July 7 (Bloomberg) -- German industrial output dropped for a third month in May amid signs Europe’s largest economy is taking a breather.
Production, adjusted for seasonal swings, fell 1.8 percent from April, when it declined a revised 0.3 percent, the Economy Ministry in Berlin said today. Economists forecast output to remain unchanged, according to the median of 35 estimates in a Bloomberg News survey. Production rose 1.3 percent in May from the previous year when adjusted for working days.
While Germany’s economic trend points “upward significantly,” growth probably slowed in the three months through June, the Bundesbank has said. Factory orders fell more than economists expected in May, Ifo business confidence dropped to a six-month low in June, and unemployment rose for a second month.
“There was a little dent in the second quarter,” said Jens-Oliver Niklasch, a fixed-income strategist at Landesbank Baden-Wuerttemberg in Stuttgart. “But generally speaking, the German economy is in quite good shape and there’s no reason for concern as growth rates will remain solid.”
Manufacturing fell 1.6 percent, with intermediate-goods production dropping 3 percent and consumer-goods output down 3.5 percent, today’s report showed. Investment-goods production rose 0.3 percent and energy output was up 1 percent, while construction slumped 4.9 percent.
The economy ministry said the decline in output was primarily due to the timing of the May 1 holiday and should only be temporary.
“Sentiment indicators and the overall economic fundamentals suggest the upswing in industrial production will continue in the course of the year after a weaker second quarter,” the ministry said in a statement.
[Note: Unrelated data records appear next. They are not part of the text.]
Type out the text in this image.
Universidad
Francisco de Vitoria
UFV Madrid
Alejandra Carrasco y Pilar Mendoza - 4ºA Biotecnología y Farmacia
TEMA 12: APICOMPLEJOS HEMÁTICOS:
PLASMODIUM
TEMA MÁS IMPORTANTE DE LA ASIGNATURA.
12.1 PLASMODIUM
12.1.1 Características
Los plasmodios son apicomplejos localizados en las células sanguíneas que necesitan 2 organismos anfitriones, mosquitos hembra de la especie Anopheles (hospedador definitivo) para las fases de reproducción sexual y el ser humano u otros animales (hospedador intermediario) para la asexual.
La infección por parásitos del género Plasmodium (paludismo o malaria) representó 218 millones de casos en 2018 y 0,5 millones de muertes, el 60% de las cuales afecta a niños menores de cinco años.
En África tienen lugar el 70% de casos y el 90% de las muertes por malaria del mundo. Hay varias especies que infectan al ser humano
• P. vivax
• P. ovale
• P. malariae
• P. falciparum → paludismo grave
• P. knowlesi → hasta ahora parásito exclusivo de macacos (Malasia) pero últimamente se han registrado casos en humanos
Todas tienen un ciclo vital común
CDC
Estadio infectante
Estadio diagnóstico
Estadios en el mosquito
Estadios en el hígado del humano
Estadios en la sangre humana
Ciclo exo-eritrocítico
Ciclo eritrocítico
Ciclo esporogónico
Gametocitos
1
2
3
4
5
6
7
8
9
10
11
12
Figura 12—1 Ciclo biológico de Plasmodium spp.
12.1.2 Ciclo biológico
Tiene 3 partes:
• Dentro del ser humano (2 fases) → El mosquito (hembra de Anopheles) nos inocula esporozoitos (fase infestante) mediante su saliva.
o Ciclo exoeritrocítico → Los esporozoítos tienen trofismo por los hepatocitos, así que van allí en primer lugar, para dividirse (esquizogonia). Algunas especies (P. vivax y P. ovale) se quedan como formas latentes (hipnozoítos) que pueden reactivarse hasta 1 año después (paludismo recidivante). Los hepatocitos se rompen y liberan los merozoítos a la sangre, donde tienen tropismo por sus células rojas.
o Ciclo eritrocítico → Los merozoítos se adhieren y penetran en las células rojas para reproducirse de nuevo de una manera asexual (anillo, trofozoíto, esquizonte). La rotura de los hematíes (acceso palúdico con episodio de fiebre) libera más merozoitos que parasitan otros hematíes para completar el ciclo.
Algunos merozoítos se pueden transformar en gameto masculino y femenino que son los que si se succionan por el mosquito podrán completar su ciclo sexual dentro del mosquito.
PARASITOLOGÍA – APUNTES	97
While Germany remains the driving force for the euro-area’s yet-lackluster recovery, recent data suggest that tensions between Russia and Ukraine are weighing on confidence and business prospects. Investor confidence as measured by the ZEW research institute dropped for a sixth month in June to the lowest level since December 2012.
The 18-nation euro-area economy grew just 0.2 percent at the beginning of the year, compared with an expansion of 0.8 percent in Germany, and the European Central Bank has warned that a prolonged period of low inflation could hamper the recovery.
Policy makers left interest rates unchanged last week and unveiled details of a new lending program aimed at boosting credit supply. Last month, they cut the benchmark rate to a record-low 0.15 percent, took the deposit rate below zero and said they’d intensify work on a purchase plan for asset-backed securities.